Monash Biomedicine Discovery Institute, Monash University, Clayton 3800, VIC, Australia; Department of Physiology, Monash University, Clayton 3800, VIC, Australia.
Université of Paris Diderot, Sorbonne Paris Cité, Unité de Biologie Fonctionelle et Adaptative, CNRS UMR 8251, 75205 Paris, France.
Cell Rep. 2018 Feb 13;22(7):1745-1759. doi: 10.1016/j.celrep.2018.01.067.

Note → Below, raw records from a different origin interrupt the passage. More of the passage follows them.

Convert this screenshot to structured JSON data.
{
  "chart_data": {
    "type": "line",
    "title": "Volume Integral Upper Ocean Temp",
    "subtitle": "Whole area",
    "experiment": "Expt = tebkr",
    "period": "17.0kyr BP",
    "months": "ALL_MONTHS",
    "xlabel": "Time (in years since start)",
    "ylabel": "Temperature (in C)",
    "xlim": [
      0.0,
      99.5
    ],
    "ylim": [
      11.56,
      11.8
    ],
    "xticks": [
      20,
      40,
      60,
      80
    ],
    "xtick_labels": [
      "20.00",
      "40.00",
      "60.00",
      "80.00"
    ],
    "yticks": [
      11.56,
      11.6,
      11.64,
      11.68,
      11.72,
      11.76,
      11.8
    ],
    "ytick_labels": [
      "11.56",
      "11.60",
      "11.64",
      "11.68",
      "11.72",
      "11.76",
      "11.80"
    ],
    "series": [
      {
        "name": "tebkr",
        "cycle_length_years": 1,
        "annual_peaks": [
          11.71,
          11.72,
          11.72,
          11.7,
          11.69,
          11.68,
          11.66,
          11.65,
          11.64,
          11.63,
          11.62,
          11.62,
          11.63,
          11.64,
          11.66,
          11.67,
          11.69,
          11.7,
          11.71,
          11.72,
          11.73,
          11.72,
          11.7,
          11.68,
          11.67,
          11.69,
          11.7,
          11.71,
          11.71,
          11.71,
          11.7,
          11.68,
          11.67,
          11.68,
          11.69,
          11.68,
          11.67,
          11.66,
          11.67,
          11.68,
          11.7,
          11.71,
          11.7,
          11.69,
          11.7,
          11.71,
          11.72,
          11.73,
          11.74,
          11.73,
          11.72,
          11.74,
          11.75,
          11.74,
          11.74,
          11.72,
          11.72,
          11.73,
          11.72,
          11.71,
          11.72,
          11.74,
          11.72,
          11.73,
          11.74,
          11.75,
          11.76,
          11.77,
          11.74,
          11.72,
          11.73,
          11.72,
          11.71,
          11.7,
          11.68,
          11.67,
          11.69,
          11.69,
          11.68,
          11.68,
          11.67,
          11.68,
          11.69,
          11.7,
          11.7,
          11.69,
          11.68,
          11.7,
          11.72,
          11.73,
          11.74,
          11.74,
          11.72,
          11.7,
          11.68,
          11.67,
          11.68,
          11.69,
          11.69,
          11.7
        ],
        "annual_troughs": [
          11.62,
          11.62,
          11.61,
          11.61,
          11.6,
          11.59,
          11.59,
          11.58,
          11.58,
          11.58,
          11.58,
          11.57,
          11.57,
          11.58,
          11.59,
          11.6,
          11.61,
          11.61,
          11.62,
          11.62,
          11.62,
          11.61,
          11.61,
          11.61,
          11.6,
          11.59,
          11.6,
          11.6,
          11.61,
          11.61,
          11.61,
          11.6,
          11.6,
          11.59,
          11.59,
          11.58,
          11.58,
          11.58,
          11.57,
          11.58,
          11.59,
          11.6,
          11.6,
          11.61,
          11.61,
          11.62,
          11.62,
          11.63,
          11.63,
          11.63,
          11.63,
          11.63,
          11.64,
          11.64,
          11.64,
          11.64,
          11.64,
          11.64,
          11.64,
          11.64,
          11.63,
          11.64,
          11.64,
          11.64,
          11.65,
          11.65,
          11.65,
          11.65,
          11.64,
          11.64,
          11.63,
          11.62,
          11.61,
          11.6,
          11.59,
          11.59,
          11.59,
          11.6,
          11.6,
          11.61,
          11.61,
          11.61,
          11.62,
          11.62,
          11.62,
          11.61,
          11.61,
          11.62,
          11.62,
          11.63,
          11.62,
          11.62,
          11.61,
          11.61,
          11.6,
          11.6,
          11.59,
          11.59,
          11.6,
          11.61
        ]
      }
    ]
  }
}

AgRP neurons control peripheral substrate utilization and nutrient partitioning during conditions of energy deficit and nutrient replenishment, although the molecular mechanism is unknown. We examined whether carnitine acetyltransferase (Crat) in AgRP neurons affects peripheral nutrient partitioning. Crat deletion in AgRP neurons reduced food intake and feeding behavior and increased glycerol supply to the liver during fasting, as a gluconeogenic substrate, which was mediated by changes to sympathetic output and peripheral fatty acid metabolism in the liver. Crat deletion in AgRP neurons increased peripheral fatty acid substrate utilization and attenuated the switch to glucose utilization after refeeding, indicating altered nutrient partitioning. Proteomic analysis in AgRP neurons shows that Crat regulates protein acetylation and metabolic processing. Collectively, our studies highlight that AgRP neurons require Crat to provide the metabolic flexibility to optimize nutrient partitioning and regulate peripheral substrate utilization, particularly during fasting and refeeding.
AgRP 神经元在能量亏空和营养补充条件下控制外周底物利用和营养分配,但其分子机制尚不清楚。我们研究了 AgRP 神经元中的肉毒碱乙酰转移酶 (Crat) 是否影响外周营养分配。AgRP 神经元中的 Crat 缺失减少了食物摄入和摄食行为,并在禁食期间增加了甘油向肝脏的供应,作为糖异生底物,这是通过改变交感神经输出和肝脏外周脂肪酸代谢来介导的。AgRP 神经元中的 Crat 缺失增加了外周脂肪酸底物的利用,并减弱了再喂养后葡萄糖利用的转变,表明营养分配发生了改变。AgRP 神经元中的蛋白质组学分析表明,Crat 调节蛋白质乙酰化和代谢加工。总的来说,我们的研究强调,AgRP 神经元需要 Crat 提供代谢灵活性,以优化营养分配和调节外周底物利用,特别是在禁食和再喂养期间。